By: Tram Lam, Little Saigon San Diego Executive Director

As a member of Little Saigon San Diego (LSSD), I’ve always believed that keeping our cultural spaces beautiful is a form of love for our elders, our businesses, and future generations. Today, that belief has become an official commitment. Little Saigon San Diego is proud to be recognized as a Clean California Designated Community. This designation is more than just a title. It affirms what our community has long known: caring for our neighborhood is an act of cultural preservation. We are not just cleaning a neighborhood but honoring a cultural home.
This time of the year, Asian communities are celebrating Lunar New Year. For Vietnamese people, it’s Tết; for Koreans, it’s Seollal, but for all of us, it is a time to sweep away the old and welcome renewal. In 2026, we celebrate the Year of the Horse, a symbol of energy, strength, and forward momentum. Traditionally, we clean our homes, remove clutter, and refresh altars and doorways before the New Year arrives. To do otherwise is believed to block good luck from entering.
This year, we are taking that tradition beyond our front doors and into the streets, sidewalks, and shared spaces of Little Saigon.
Since partnering with Clean California, our volunteers have removed 450 pounds of litter, organized four cleanups, restored sidewalks and public areas tagged with graffiti, partnered with local businesses to reduce illegal dumping, and planted beautification greenery and cultural elements.

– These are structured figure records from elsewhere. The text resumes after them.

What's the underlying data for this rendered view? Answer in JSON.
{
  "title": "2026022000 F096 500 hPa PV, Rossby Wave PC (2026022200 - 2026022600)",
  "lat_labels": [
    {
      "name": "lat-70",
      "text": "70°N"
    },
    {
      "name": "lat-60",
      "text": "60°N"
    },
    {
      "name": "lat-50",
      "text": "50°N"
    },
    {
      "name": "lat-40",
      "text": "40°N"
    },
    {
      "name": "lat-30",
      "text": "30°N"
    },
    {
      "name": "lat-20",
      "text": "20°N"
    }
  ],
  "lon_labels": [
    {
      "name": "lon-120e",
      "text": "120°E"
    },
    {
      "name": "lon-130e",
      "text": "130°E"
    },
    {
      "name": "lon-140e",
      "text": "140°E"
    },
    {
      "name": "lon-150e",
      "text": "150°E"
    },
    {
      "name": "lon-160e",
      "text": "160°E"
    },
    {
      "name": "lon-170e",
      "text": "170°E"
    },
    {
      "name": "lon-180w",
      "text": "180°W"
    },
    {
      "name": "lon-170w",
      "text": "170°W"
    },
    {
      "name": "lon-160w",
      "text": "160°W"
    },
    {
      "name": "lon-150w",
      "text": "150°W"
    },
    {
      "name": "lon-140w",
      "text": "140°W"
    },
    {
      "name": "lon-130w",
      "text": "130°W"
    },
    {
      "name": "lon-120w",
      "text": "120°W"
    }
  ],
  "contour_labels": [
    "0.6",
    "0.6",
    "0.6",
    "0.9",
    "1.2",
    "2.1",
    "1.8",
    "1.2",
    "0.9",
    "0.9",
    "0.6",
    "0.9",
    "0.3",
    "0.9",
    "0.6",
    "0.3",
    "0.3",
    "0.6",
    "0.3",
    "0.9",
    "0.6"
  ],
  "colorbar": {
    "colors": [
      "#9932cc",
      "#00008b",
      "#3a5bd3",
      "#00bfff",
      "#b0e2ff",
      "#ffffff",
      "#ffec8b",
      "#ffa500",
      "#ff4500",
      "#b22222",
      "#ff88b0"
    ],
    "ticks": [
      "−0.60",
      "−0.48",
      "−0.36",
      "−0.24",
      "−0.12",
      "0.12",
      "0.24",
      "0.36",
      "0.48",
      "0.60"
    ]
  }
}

When residents see us restoring the neighborhood with bags in hand, wearing gloves and smiles, something powerful happens. Shop owners step outside. Elders offer tea. Children ask to join. The work becomes contagious, because pride is contagious.
This Lunar New Year, as red envelopes are exchanged and lucky symbols hang in windows, we are also celebrating the spirit of renewal through action. Cleaning is not just physical; it is symbolic. It says: We care. We remember. We honor this place.
But we also know trash travels. It travels on our rivers to the ocean and beaches. It blows around our roads and communities. It falls off unsecure loads from trucks and roof carriers. It gets dump far from the home communities of illegal dumpers.
So, we invite other cultural districts, neighborhoods, community groups, and youth leaders across California to join us. If a small nonprofit with volunteers can remove 450 pounds of litter in just a few months, imagine what dozens of communities could do together and influence even more of our neighbors.
Join the Clean California movement. Host a cleanup. Adopt a block. Take the pledge and rally your students and families to join. Let’s welcome the Year of the Horse with bold, collective action and gallop forward into a cleaner, more united, more beautiful California. Zero litter is the goal.